= Cornacleigh =

Townland in the civil parish of Templeport, County Cavan, Ireland

Cornacleigh is a townland in the civil parish of Templeport, and barony of Tullyhaw, County Cavan, Ireland. The local pronunciation is Curnacloyche.

==Geography==
Cornacleigh is bounded on the north by Corlough townland, on the west by Leitra, Corlough townland, on the south by Cartronnagilta and Cronery townlands and on the east by Corratillan and Knockmore, County Cavan townlands. Its chief geographical features are the River Blackwater, County Cavan, a stream, forestry plantations and spring wells. Cornacleigh is traversed by minor public roads and rural lanes. The townland covers 108 statute acres.

==History==
In earlier times the townland was probably uninhabited as it consists mainly of bog and poor clay soils. It was not seized by the English during the Plantation of Ulster in 1610 or in the Cromwellian Settlement of the 1660s so some dispossessed Irish families moved there and began to clear and farm the land.

A lease dated 17 September 1816 John Enery of Bawnboy includes Carnacliff otherwise Carnacligh.

The landlord of Cornacleigh in the mid-19th century was John Finlay.
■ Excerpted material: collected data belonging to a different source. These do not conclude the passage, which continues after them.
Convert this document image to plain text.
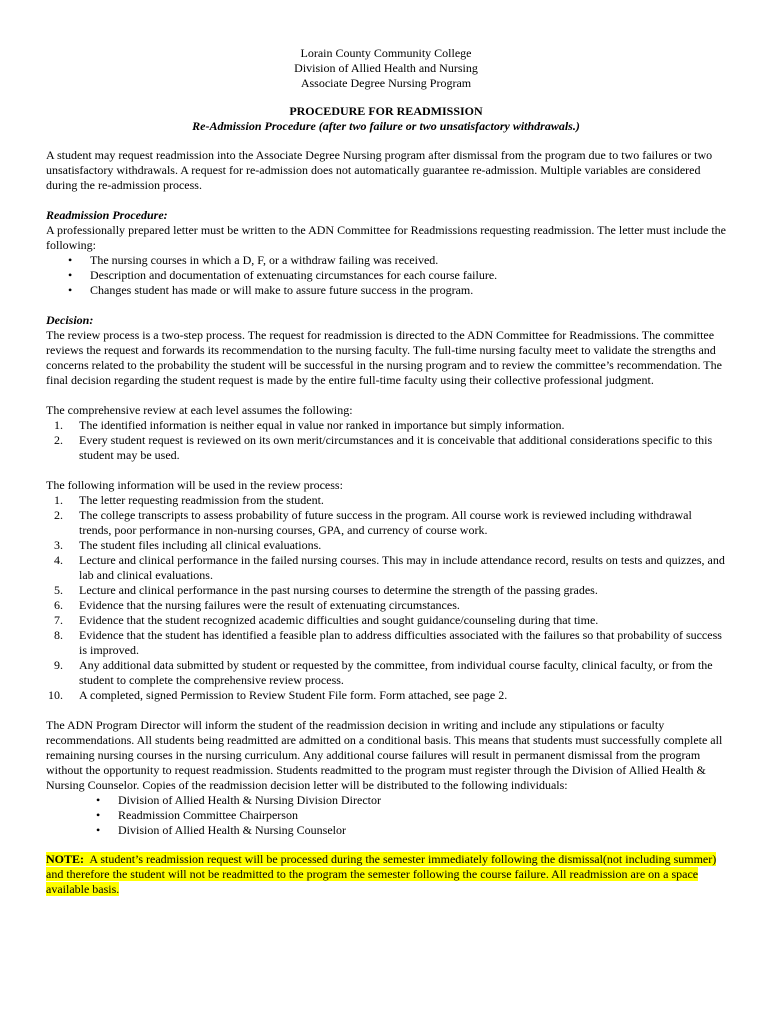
Lorain County Community College
Division of Allied Health and Nursing
Associate Degree Nursing Program
PROCEDURE FOR READMISSION
Re-Admission Procedure (after two failure or two unsatisfactory withdrawals.)

A student may request readmission into the Associate Degree Nursing program after dismissal from the program due to two failures or two unsatisfactory withdrawals. A request for re-admission does not automatically guarantee re-admission. Multiple variables are considered during the re-admission process.

Readmission Procedure:

A professionally prepared letter must be written to the ADN Committee for Readmissions requesting readmission. The letter must include the following:

• The nursing courses in which a D, F, or a withdraw failing was received.
• Description and documentation of extenuating circumstances for each course failure.
• Changes student has made or will make to assure future success in the program.
Decision:

The review process is a two-step process. The request for readmission is directed to the ADN Committee for Readmissions. The committee reviews the request and forwards its recommendation to the nursing faculty. The full-time nursing faculty meet to validate the strengths and concerns related to the probability the student will be successful in the nursing program and to review the committee’s recommendation. The final decision regarding the student request is made by the entire full-time faculty using their collective professional judgment.

The comprehensive review at each level assumes the following:

1. The identified information is neither equal in value nor ranked in importance but simply information.
2. Every student request is reviewed on its own merit/circumstances and it is conceivable that additional considerations specific to this student may be used.

The following information will be used in the review process:

1. The letter requesting readmission from the student.
2. The college transcripts to assess probability of future success in the program. All course work is reviewed including withdrawal trends, poor performance in non-nursing courses, GPA, and currency of course work.
3. The student files including all clinical evaluations.
4. Lecture and clinical performance in the failed nursing courses. This may in include attendance record, results on tests and quizzes, and lab and clinical evaluations.
5. Lecture and clinical performance in the past nursing courses to determine the strength of the passing grades.
6. Evidence that the nursing failures were the result of extenuating circumstances.
7. Evidence that the student recognized academic difficulties and sought guidance/counseling during that time.
8. Evidence that the student has identified a feasible plan to address difficulties associated with the failures so that probability of success is improved.
9. Any additional data submitted by student or requested by the committee, from individual course faculty, clinical faculty, or from the student to complete the comprehensive review process.
10. A completed, signed Permission to Review Student File form. Form attached, see page 2.

The ADN Program Director will inform the student of the readmission decision in writing and include any stipulations or faculty recommendations. All students being readmitted are admitted on a conditional basis. This means that students must successfully complete all remaining nursing courses in the nursing curriculum. Any additional course failures will result in permanent dismissal from the program without the opportunity to request readmission. Students readmitted to the program must register through the Division of Allied Health & Nursing Counselor. Copies of the readmission decision letter will be distributed to the following individuals:

• Division of Allied Health & Nursing Division Director
• Readmission Committee Chairperson
• Division of Allied Health & Nursing Counselor

NOTE: A student’s readmission request will be processed during the semester immediately following the dismissal(not including summer) and therefore the student will not be readmitted to the program the semester following the course failure. All readmission are on a space available basis.
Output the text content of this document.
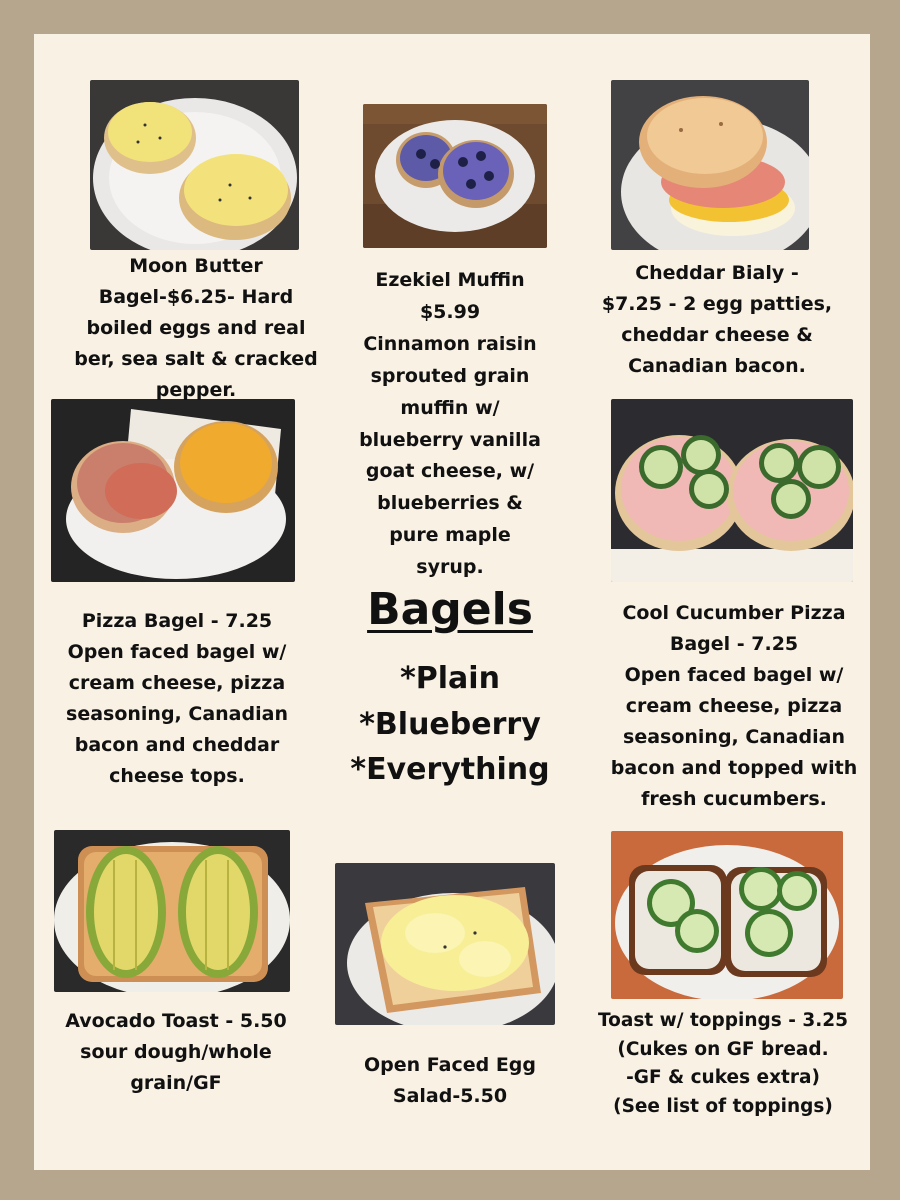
Moon Butter
Bagel-$6.25- Hard
boiled eggs and real
ber, sea salt & cracked
pepper.
Ezekiel Muffin
$5.99
Cinnamon raisin
sprouted grain
muffin w/
blueberry vanilla
goat cheese, w/
blueberries &
pure maple
syrup.
Cheddar Bialy -
$7.25 - 2 egg patties,
cheddar cheese &
Canadian bacon.
Pizza Bagel - 7.25
Open faced bagel w/
cream cheese, pizza
seasoning, Canadian
bacon and cheddar
cheese tops.
Bagels
*Plain
*Blueberry
*Everything
Cool Cucumber Pizza
Bagel - 7.25
Open faced bagel w/
cream cheese, pizza
seasoning, Canadian
bacon and topped with
fresh cucumbers.
Avocado Toast - 5.50
sour dough/whole
grain/GF
Open Faced Egg
Salad-5.50
Toast w/ toppings - 3.25
(Cukes on GF bread.
-GF & cukes extra)
(See list of toppings)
Records of inhabitation include:
- The Tithe Applotment Books for 1826 list nine tithepayers in the townland.
- The Cornacleigh Valuation Office Field books are available for September 1839.
- In 1841 the population of the townland was 60, being 29 males and 31 females. There were nine houses in the townland, all of which were inhabited.
- In 1851 the population of the townland was 47, being 22 males and 25 females, the reduction being due to the Great Famine (Ireland). There were seven houses in the townland, all inhabited.
- Griffith's Valuation of 1857 lists nine landholders in the townland.
- In 1861 the population of the townland was 37, being 20 males and 17 females. There were five houses in the townland, of which two were uninhabited.
- In 1871 the population of the townland was 18, being 9 males and 9 females. There were four houses in the townland, all were inhabited.
- In 1881 the population of the townland was 29, being 14 males and 15 females. There were five houses in the townland, all were inhabited.
- In 1891 the population of the townland was 35, being 17 males and 18 females. There were six houses in the townland, all were inhabited.
- In the 1901 census of Ireland, there are six families listed in the townland.
- In the 1911 census of Ireland, there are nine families listed in the townland.

==Religion==

Cornacleigh lies in the Roman Catholic parish of Corlough.

==Cornacleigh National School==

The roll number was 8713. In 1862 Michael McAuley, a Roman Catholic, was the headmaster. There were 88 pupils, all Roman Catholic. The Catechism was taught to the Catholic pupils on Tuesdays and Thursdays from 3pm to 3:30pm and on Saturdays from 10am to 12 noon.

1874: It was changed to an Ordinary Agricultural School which meant a national school with a small farm attached. One male teacher who received an annual salary of £37. There were 82 pupils, 33 boys and 49 girls.